In diesem Haus in Montgeron lebte Léon Boutbien bis zu seiner Verhaftung 1943.

Léon Boutbien war ein französischer Häftling in den Konzentrationslagern Natzweiler und Dachau. Er war Mitglied der SFIO (Sozialistische Partei Frankreichs), Arzt und Mitglied des Französischen Widerstands. Nach der Befreiung wurde er als sozialistischer Abgeordneter in die Nationalversammlung gewählt. Marlene und Maeva besuchten die Archive der Nationalversammlung und der Französischen Sozialistischen Partei, um mehr über seine politische Karriere und Ideen zu entdecken. Sie fanden viele politische Artikeln und Informationen über seine Arbeit als Abgeordneter.

Marlene Bülow berichtet über den zweiten Teil der Recherche, den sie gemeinsam mit ihrem Vater unternommen hat:

„Nachdem Maeva abgereist war, wollten mein Vater und ich die Recherche noch nicht aufgeben und beschlossen, ein weiteres Archiv aufzusuchen.Wir entschieden uns für das Stadtarchiv Paris, da Léon den Großteil seines Lebens in Paris verbracht hatte und für dieses Archiv keine Anmeldung im Voraus nötig war.

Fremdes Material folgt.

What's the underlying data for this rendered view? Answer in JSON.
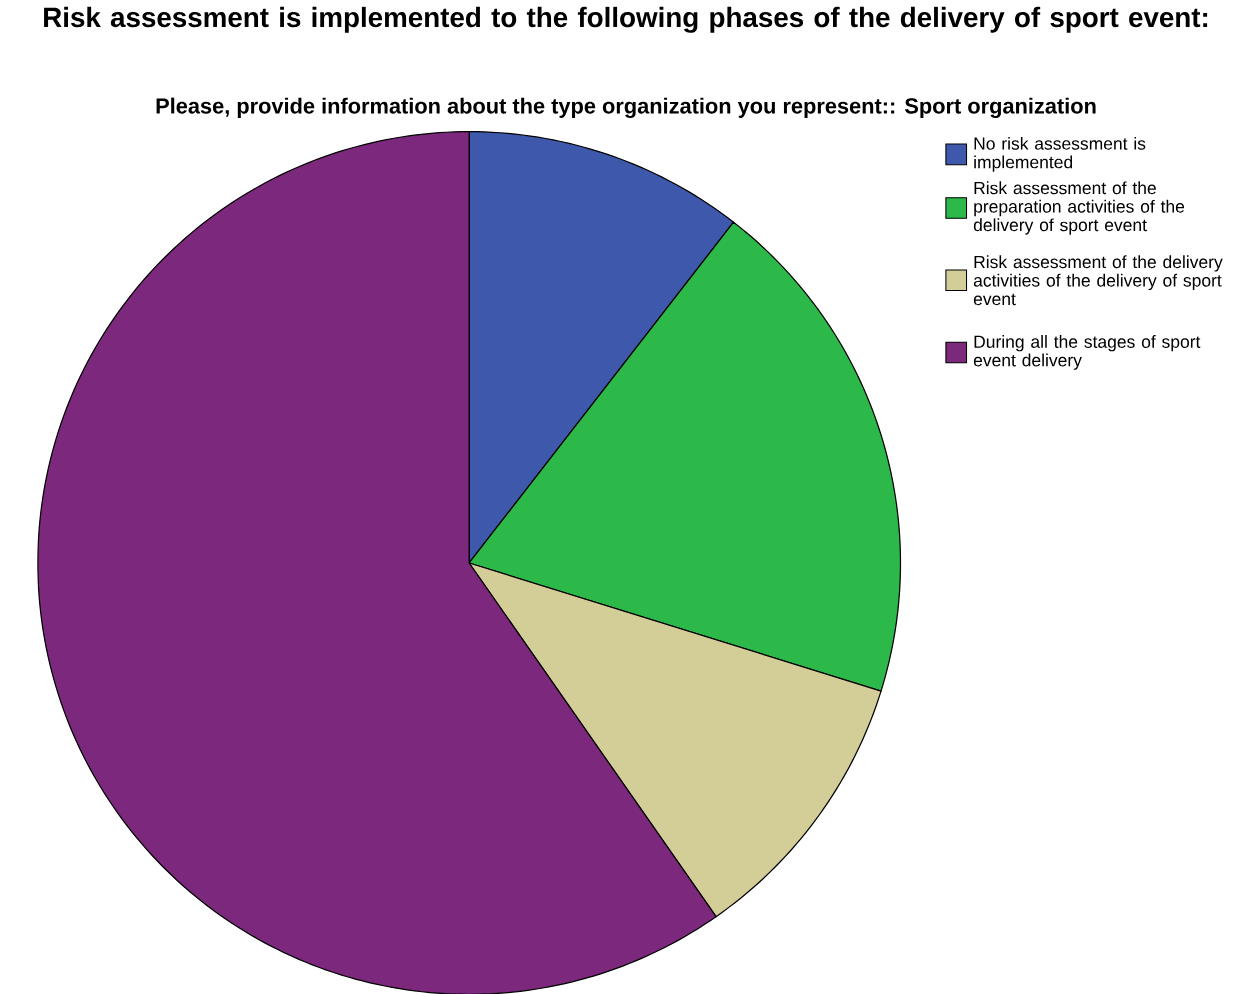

Wir hatten Glück: Im Archiv befanden sich interessante Informationen bezüglich Léons Militärdienst sowie eine Hochzeitsurkunde.

Nachdem wir alles, was wir im Archiv finden konnten, für uns dokumentiert hatten, machten wir uns auf den Weg zur Metro, um in den 2ième Arrondissement zu fahren, wo Léon in den 50er Jahren eine Wohnung besessen hatte.

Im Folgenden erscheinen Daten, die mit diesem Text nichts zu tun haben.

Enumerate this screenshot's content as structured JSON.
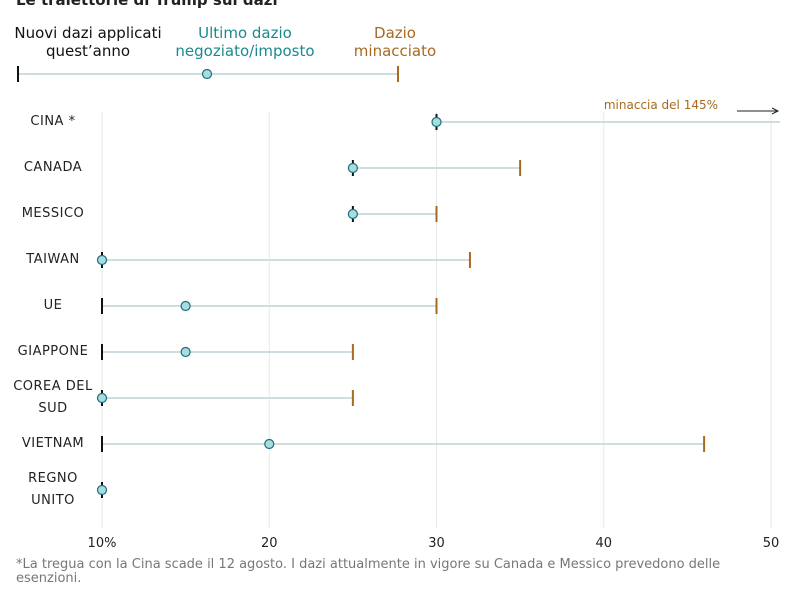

Im Wohnhaus trafen wir auf die Concièrge, die sich dort schon seit 30 Jahren um das Haus kümmert. Wir erkundigten uns, ob sie von Léon wissen würde, der vermutlich während seiner Zeit als Abgeordneter im Haus gewohnt habe. Leider verneinte sie dies.

Nach dem erfolglosen Gespräch mit der Concièrge machten wir uns auf den Weg zur RER, der Pariser S-Bahn, um die Fahrt in den Vorort Montgeron anzutreten, wo Léon bis zu seiner Verhaftung 1943 gewohnt hatte.

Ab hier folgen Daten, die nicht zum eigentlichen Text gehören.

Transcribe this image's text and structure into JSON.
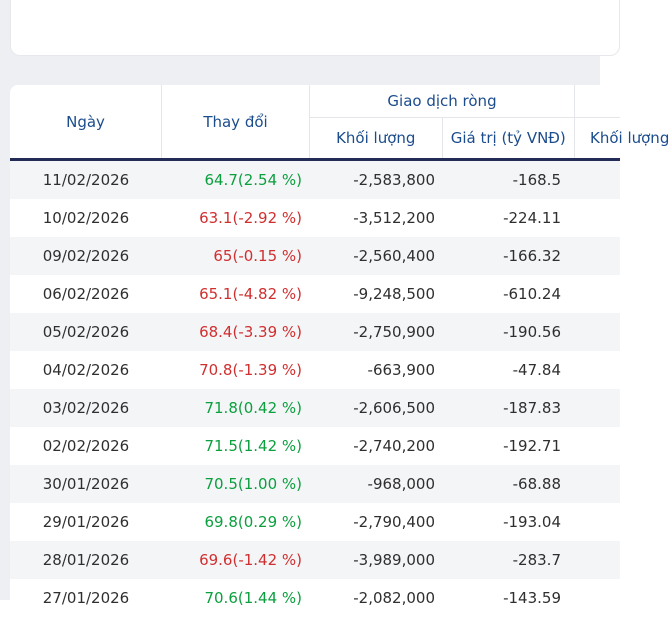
{
  "page": {
    "background": "#edeff3"
  },
  "colors": {
    "up": "#0b9f3e",
    "down": "#d02f2f",
    "header_text": "#1b4c8c",
    "header_underline": "#232b57",
    "stripe": "#f4f5f7"
  },
  "table": {
    "header": {
      "date": "Ngày",
      "change": "Thay đổi",
      "net_group": "Giao dịch ròng",
      "volume": "Khối lượng",
      "value": "Giá trị (tỷ VNĐ)",
      "next_partial": "Khối lượng"
    },
    "rows": [
      {
        "date": "11/02/2026",
        "change": "64.7(2.54 %)",
        "dir": "up",
        "volume": "-2,583,800",
        "value": "-168.5"
      },
      {
        "date": "10/02/2026",
        "change": "63.1(-2.92 %)",
        "dir": "down",
        "volume": "-3,512,200",
        "value": "-224.11"
      },
      {
        "date": "09/02/2026",
        "change": "65(-0.15 %)",
        "dir": "down",
        "volume": "-2,560,400",
        "value": "-166.32"
      },
      {
        "date": "06/02/2026",
        "change": "65.1(-4.82 %)",
        "dir": "down",
        "volume": "-9,248,500",
        "value": "-610.24"
      },
      {
        "date": "05/02/2026",
        "change": "68.4(-3.39 %)",
        "dir": "down",
        "volume": "-2,750,900",
        "value": "-190.56"
      },
      {
        "date": "04/02/2026",
        "change": "70.8(-1.39 %)",
        "dir": "down",
        "volume": "-663,900",
        "value": "-47.84"
      },
      {
        "date": "03/02/2026",
        "change": "71.8(0.42 %)",
        "dir": "up",
        "volume": "-2,606,500",
        "value": "-187.83"
      },
      {
        "date": "02/02/2026",
        "change": "71.5(1.42 %)",
        "dir": "up",
        "volume": "-2,740,200",
        "value": "-192.71"
      },
      {
        "date": "30/01/2026",
        "change": "70.5(1.00 %)",
        "dir": "up",
        "volume": "-968,000",
        "value": "-68.88"
      },
      {
        "date": "29/01/2026",
        "change": "69.8(0.29 %)",
        "dir": "up",
        "volume": "-2,790,400",
        "value": "-193.04"
      },
      {
        "date": "28/01/2026",
        "change": "69.6(-1.42 %)",
        "dir": "down",
        "volume": "-3,989,000",
        "value": "-283.7"
      },
      {
        "date": "27/01/2026",
        "change": "70.6(1.44 %)",
        "dir": "up",
        "volume": "-2,082,000",
        "value": "-143.59"
      }
    ]
  }
}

Glücklicherweise fanden wir mit Google Maps relativ zügig die Adresse. Das Haus genauer ansehend, befiel uns ein beklemmendes Gefühl: Hier wurde 1943 ein unschuldiger Mann verschleppt, vermutlich geschlagen und bedroht – 76 Jahre später kaum noch vorstellbar.

In der Hoffnung, der jetzige Hausbewohner könnte vielleicht etwas über Léon als ehemaligen Hausbesitzer wissen – vielleicht hat er das Haus ja unter einem Vorwand nach Léons Verhaftung billig gekauft – klingelten wir an der Tür. Zu unserer Enttäuschung öffnete uns niemand.

Trotz einiger Rückschläge, was die Recherche außerhalb von Archiven betrifft, war die Reise sehr aufschlussreich und interessant. Ich bin zuversichtlich, dass ich mit den gesammelten Informationen zumindest einen Teil von Léons Lebensweg rekonstruieren und so seine anonyme Häftlingsnummer wieder mit einer Identität füllen kann.“

(16.7.2019; Text: Maeva Keller, Marlene Bülow)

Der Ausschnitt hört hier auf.